Dr. Frieden did not say whether the female victim had actually admitted to breaking any protocols. In fact, the victim has declined to be identified publicly and has not spoken with the media.

Compare and contrast these remarks with public statements made by the CDC regarding the male victims who have been treated for Ebola.

Two months ago, when Dr. Kent Brantley was flown to the U.S. for treatment in Atlanta, Georgia there was no statement from the CDC regarding whether the doctor had "brought it on himself" by traveling to Africa on a volunteer mission.

In addition, when it was reported that Liberian citizen Eric Thomas Duncan had likely contracted the disease after helping a pregnant neighbor into a taxicab, the CDC's Dr. Frieden had no such comment that Duncan may have "brought it upon himself" by acting as a Good Samaritan. Nor did the CDC chastise him for lying on his travel paperwork as he traveled to the U.S. to infect others.

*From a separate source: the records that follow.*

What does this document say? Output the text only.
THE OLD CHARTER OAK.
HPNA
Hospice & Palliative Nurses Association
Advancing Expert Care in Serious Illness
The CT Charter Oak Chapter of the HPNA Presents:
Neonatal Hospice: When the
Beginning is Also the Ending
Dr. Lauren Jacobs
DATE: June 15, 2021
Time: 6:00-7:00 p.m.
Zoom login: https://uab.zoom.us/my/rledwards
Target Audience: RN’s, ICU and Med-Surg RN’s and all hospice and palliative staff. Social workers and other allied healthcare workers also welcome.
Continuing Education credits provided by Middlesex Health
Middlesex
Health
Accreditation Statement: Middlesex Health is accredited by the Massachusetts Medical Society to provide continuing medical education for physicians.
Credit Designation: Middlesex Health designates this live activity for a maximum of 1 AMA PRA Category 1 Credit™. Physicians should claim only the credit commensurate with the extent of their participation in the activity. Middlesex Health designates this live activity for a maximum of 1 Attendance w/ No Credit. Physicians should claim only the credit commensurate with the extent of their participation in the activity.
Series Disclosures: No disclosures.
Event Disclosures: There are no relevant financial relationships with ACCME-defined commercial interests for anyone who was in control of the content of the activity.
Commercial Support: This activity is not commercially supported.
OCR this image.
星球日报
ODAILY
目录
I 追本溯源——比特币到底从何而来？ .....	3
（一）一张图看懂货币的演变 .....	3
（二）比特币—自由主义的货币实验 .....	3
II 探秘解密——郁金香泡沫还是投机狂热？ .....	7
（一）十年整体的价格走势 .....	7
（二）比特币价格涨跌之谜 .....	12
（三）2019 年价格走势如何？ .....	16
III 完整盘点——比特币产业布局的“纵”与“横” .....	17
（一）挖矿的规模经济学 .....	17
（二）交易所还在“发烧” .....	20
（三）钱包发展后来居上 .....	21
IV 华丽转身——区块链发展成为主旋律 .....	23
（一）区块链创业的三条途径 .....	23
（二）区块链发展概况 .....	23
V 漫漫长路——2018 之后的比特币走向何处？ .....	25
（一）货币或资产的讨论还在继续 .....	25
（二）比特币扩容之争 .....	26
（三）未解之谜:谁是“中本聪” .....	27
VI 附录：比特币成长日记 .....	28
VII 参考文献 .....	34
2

No, the double standard appeared only after it was announced that the first Ebola victim on U.S. soil happens to be a woman - a woman simply doing her job as a critical care nurse.

The CDC's sexist rush to "blame the victim" in the case of the first female victim is shameful and is inherently no different than shaming a female victim of rape. It suggests that the woman was somehow at fault for bestowing her own tragedy upon herself.

What's worse, the CDC's statement could still serve to relieve the governmental agency of its responsibility to fully investigate the possibility that the virus may have spread through other means such as those airborne particulates - a possibility once listed on the CDC's own website when the government admitted that Ebola can be passed through a sneeze or a cough within 3 feet of others. It is plausible that instead of doing its due diligence to stop the spread of a deadly disease, the top agency may have chosen to "blame the victim" in favor of all other possibilities, which may come at a high price to Americans' public health.

This is all the more important now that another infected nurse may have had contact with more than 100 people after taking a commercial flightfrom Ohio to Texas.

If and when the first female Ebola victim Nina Pham does speak, she may indeed divulge that safety protocols were violated in the nurses' treatment of Eric Thomas Duncan but at this time we simply have no proof.

Meantime, the first American citizen to contract Ebola -- a female and a minority -- serves as a prime example that it is in fact an Obama appointee's "War on Women" that may be thriving as much as the Ebola virus itself.